Title:Reversible Complete Heart Block in a Pregnant Woman Responding to
Steroids: A rare Case Report
Volume: 4
Author(s): Manjappa Mahadevappa*, Soumya Patil, Rishi Tripathi, Virupaksha Ajjammanavar and Prashanth Kulkarni
Affiliation:
- Department of Cardiology, JSS Hospital, JSSMC, JSSAHER, Mysuru, Karnataka, India
Keywords:
Complete heart block in pregnancy, Congenital complete heart block, Temporary pacemaker, Conduction system oedema, Short course steroid therapy, Pregnant women.
Abstract:
Background: Complete heart block (CHB) is the total absence of conduction from atria to ventricles with an escape rhythm most commonly arising from the
AVN or His bundle. CHB in pregnancy is very rare, and most reported cases are due to congenital variety, where the pre-existing CHB from birth
is either detected incidentally or presented with symptoms during pregnancy. Pregnancy is associated with various physiological changes, such as a
pro-inflammatory, hypercoagulable state with possible oedema of the heart's conduction system, which may rarely give rise to CHB. There are no
clear guidelines to manage CHB complicating pregnancy.

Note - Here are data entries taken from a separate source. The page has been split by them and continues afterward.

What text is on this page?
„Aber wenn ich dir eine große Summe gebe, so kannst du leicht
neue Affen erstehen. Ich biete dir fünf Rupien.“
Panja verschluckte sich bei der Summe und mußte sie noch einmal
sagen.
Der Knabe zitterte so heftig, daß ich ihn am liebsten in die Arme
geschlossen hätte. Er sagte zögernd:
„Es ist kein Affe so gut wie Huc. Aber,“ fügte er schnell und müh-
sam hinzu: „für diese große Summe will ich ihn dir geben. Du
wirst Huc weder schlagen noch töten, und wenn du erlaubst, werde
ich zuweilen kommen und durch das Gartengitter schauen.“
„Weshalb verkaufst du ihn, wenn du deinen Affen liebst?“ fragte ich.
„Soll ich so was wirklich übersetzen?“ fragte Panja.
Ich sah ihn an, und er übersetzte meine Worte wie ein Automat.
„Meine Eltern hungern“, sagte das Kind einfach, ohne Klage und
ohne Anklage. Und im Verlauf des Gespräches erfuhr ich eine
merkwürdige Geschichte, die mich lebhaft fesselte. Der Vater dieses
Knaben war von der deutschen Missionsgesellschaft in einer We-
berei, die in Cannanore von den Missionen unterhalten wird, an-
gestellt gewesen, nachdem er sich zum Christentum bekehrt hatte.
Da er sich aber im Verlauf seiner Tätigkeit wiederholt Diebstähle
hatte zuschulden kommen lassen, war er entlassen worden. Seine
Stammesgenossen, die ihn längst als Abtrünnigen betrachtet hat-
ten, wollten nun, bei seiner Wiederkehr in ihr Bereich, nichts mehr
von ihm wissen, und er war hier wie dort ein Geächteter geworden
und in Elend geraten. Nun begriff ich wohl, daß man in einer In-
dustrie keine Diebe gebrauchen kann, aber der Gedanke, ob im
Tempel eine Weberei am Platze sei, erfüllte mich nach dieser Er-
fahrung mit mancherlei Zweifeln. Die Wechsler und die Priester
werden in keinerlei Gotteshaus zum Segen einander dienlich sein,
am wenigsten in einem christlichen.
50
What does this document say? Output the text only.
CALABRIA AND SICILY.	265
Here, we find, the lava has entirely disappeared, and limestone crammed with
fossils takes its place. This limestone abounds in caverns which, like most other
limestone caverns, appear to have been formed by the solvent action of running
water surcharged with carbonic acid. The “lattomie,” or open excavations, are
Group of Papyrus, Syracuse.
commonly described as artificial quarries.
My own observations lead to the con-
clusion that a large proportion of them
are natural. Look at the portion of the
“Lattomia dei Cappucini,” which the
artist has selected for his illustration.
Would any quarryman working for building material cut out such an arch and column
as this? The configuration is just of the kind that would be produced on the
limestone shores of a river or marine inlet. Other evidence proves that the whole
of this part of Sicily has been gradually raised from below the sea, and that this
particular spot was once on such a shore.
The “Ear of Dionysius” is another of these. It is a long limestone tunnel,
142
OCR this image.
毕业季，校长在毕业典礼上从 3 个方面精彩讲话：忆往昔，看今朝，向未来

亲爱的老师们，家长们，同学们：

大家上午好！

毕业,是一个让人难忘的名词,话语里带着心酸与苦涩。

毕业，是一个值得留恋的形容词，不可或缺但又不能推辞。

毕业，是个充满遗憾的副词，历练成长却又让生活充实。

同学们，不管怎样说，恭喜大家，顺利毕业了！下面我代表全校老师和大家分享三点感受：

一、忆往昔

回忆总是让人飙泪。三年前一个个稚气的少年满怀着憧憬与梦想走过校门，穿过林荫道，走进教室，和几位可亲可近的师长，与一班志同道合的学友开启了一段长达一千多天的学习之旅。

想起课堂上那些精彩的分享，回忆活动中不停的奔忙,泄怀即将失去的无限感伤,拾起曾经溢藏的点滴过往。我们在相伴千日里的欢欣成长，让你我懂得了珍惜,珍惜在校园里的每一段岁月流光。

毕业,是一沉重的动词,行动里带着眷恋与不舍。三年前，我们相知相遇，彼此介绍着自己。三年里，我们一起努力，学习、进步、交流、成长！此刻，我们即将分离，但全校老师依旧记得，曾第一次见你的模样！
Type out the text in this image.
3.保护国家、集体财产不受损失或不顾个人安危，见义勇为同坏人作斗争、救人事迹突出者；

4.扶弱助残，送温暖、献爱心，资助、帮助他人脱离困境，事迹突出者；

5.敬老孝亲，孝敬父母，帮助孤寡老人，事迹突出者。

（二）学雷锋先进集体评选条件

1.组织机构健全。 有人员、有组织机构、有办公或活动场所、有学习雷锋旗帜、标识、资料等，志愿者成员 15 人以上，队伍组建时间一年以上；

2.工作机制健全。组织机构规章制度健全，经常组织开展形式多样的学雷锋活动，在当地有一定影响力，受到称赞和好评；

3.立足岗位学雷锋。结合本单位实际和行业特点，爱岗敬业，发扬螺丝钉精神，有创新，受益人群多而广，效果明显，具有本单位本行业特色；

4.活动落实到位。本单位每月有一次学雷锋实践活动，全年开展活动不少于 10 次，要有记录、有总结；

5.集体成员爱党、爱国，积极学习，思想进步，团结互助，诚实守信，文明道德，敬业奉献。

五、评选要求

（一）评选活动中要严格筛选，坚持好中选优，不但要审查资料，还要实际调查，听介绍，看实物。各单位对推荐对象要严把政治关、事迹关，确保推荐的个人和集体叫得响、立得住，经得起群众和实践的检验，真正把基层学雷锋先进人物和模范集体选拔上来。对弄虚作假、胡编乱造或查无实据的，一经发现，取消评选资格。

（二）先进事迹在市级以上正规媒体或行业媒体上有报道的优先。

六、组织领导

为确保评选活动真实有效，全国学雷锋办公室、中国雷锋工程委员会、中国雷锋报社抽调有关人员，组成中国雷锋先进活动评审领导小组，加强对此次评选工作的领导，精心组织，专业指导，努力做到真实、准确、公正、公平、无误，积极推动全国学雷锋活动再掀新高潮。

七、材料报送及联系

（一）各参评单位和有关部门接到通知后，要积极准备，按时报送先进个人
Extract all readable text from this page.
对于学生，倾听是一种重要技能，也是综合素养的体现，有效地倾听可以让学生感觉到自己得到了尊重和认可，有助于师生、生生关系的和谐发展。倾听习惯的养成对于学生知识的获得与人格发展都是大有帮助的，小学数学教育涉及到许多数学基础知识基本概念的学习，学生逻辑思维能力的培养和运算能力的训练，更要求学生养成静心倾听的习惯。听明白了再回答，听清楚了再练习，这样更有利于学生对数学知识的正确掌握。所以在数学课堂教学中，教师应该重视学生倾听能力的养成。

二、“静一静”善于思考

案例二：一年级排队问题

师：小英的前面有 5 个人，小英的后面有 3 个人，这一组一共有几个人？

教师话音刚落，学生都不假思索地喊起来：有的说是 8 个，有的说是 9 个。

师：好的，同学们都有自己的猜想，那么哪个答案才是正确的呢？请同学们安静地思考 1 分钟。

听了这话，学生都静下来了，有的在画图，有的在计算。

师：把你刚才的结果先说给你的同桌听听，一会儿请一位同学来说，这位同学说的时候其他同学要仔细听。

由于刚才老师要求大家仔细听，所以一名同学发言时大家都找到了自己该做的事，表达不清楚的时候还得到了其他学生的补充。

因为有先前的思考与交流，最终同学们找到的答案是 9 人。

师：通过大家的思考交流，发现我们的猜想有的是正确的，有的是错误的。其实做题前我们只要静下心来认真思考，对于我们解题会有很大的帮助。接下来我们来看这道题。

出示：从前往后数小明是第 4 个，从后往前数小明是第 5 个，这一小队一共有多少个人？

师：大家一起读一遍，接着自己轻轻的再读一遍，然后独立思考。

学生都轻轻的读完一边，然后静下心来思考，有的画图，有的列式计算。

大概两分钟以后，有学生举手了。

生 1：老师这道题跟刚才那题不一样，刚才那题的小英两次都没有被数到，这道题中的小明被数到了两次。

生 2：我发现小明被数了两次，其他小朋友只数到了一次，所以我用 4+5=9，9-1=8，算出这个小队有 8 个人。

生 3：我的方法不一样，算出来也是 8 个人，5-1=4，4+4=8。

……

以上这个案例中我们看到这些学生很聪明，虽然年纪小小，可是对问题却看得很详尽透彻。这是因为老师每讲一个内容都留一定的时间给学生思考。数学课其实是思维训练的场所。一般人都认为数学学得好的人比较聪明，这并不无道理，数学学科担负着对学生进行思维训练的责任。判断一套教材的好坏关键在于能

Case Presentation: An asymptomatic 27-year-old lady with G2P1L1, 39 weeks of gestation with breech presentation, was referred for delivery given the low maternal
heart rate of 40 bpm. Per abdominal examination revealed a term size uterus with active contractions and a fetal heart rate of 140bpm. An ECG
revealed a CHB with an escape rate of 40 bpm. Other routine investigations were normal, with negative serological evaluation for hepatitis B, C,
and HIV. ANA and Anti-Ro ⁄ SSA antibodies. She underwent an emergency LSCS under spinal anaesthesia with a backup temporary pacemaker
(TPM). She received a short course of empirical steroid therapy for three days as there were no obvious secondary causes for CHB, which reverted
to sinus rhythm after 48 hours.
Discussion: CHB complicating pregnancy with or without symptoms may require definitive therapy in the form of permanent pacemaker implantation.
However, the insertion of a TPM for managing pregnancy is controversial as opinion in the literature is divided. There are no reports of CHB
occurring in pregnancy without congenital or other known acquired causes. In the reported case, the CHB reverted to sinus rhythm with a short
course of IV steroid therapy without any subsequent need for a PPM implantation.
Conclusion: Congenital CHB remains the most common cause of rarely seen CHB complicating pregnancy. Through the conduction system oedema and
inflammation, physiological changes in gestation may rarely cause CHB during pregnancy. In the absence of congenital CHB and other
demonstrable acquired causes, a short course of steroid therapy may reverse the CHB avoiding PPM implantation as shown in the reported case.